Middlebrooks is three stints away from catching him at age 25. The team won’t be as accommodating this time around.
If all this in some way affects Middlebrooks’ confidence, then the result is two-fold; some might say his opinion of himself needed a splash of humility, but it’s also of some wonder how much of that trait had to do with his burst on the scene in the first place. Had Drew accepted the Sox’ qualifying offer in the offseason, Middlebrooks would be mired in Triple-A this season, which may have been the better avenue for the Sox in any case were they hoping to make a deal for him. For sure, if Middlebrooks’ trade value was suspect coming off last October, it’s absolutely plummeted during the 21 games he’s managed to play this season.
And so, for now, it’s the Brock Holt show at third. Apparently, Ryan Roberts was busy this time.
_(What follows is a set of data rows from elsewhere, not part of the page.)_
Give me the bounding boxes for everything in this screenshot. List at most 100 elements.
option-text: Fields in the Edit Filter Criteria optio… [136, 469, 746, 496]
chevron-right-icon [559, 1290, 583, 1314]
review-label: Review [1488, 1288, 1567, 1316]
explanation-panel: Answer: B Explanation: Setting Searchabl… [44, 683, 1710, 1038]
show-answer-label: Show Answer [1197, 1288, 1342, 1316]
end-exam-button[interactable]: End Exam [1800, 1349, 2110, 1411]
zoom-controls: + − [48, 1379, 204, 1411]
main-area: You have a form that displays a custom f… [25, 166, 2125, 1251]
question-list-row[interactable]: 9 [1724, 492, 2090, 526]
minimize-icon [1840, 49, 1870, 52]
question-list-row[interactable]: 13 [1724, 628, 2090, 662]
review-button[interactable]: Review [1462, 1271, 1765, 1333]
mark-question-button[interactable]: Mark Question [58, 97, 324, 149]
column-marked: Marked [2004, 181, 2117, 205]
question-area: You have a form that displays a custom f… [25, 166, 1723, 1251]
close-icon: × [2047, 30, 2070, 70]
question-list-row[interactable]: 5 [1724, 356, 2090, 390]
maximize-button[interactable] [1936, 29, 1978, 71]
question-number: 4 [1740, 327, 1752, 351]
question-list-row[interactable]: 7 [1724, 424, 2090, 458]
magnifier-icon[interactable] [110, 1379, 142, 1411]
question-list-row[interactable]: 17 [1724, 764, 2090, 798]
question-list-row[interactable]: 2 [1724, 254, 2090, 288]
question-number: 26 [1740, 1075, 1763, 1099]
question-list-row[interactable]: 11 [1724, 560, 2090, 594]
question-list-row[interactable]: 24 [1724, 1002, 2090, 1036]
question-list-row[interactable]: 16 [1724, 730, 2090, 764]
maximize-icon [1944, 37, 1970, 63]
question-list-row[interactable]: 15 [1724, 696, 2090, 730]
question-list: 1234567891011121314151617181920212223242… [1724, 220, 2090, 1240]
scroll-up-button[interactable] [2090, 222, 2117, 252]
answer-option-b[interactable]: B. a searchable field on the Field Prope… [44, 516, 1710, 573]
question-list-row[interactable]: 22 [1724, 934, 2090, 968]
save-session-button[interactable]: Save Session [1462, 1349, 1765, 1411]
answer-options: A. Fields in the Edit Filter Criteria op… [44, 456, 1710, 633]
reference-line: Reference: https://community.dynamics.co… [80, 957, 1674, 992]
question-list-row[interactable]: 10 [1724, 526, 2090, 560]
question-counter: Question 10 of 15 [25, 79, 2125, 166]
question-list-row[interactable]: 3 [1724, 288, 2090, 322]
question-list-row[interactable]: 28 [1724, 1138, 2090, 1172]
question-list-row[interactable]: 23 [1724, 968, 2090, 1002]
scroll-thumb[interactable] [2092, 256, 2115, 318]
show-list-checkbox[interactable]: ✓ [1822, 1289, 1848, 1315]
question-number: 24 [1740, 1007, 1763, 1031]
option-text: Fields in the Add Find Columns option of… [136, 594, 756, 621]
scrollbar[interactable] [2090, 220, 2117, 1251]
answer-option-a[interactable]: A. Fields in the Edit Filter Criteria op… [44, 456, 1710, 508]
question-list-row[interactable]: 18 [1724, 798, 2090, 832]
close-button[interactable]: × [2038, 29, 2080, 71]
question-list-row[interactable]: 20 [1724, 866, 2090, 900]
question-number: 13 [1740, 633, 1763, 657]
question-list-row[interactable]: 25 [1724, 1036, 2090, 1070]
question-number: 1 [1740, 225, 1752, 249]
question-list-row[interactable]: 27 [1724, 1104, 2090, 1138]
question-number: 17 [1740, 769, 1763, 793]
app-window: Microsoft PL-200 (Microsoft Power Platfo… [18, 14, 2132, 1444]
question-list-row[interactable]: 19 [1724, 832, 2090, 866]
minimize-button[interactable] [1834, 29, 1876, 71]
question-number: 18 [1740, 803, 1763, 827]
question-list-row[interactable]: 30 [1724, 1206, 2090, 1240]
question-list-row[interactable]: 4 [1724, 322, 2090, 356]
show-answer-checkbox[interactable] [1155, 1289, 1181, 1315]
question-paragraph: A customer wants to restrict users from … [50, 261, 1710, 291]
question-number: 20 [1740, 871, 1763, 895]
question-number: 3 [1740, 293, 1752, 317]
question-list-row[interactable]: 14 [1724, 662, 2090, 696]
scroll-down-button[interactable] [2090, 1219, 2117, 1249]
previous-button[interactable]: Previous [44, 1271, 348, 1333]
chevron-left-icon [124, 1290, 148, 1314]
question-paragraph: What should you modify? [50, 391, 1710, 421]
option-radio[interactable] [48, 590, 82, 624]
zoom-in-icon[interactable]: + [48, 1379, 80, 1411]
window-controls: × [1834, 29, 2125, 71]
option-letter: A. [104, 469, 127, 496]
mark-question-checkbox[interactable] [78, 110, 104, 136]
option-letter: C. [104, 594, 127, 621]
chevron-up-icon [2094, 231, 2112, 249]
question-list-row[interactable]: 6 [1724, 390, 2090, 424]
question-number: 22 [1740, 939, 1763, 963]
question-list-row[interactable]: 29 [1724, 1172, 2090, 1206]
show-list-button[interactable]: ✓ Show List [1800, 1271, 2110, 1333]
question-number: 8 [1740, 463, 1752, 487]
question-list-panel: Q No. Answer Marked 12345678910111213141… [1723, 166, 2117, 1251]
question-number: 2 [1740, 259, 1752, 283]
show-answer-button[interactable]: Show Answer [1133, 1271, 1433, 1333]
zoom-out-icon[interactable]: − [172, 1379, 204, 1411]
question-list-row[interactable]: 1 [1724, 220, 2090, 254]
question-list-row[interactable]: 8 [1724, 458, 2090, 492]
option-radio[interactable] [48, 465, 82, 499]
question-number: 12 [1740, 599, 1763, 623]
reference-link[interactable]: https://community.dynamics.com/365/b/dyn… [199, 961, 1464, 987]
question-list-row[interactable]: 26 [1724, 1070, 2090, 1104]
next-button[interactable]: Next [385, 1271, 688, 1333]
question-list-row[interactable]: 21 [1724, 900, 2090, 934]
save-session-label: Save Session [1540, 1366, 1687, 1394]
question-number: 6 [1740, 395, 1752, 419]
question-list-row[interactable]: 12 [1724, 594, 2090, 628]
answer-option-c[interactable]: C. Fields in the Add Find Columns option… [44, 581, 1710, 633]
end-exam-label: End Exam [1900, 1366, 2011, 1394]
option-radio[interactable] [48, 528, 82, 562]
The Red Sox are coming off a sweep at the hands of the rolling Detroit Tigers, and concerns about the offense (Boston managed to score three runs against Tigers pitching) have only blossomed. Losing Middlebrooks isn’t exactly an immediate death knell, but this could be the crossroads that he dreaded. He’s proven to be a frustrating commodity, and one in which the Sox might be ready to surrender hope.
You “can’t make the club in the tub,” but you can’t expect to stick around with it either the way Middlebrooks has looked this season. Adrian Beltre may not be walking through that door, but it’s clear if Middlebrooks doesn’t improve his performance when he returns, somebody – anybody — else probably will be.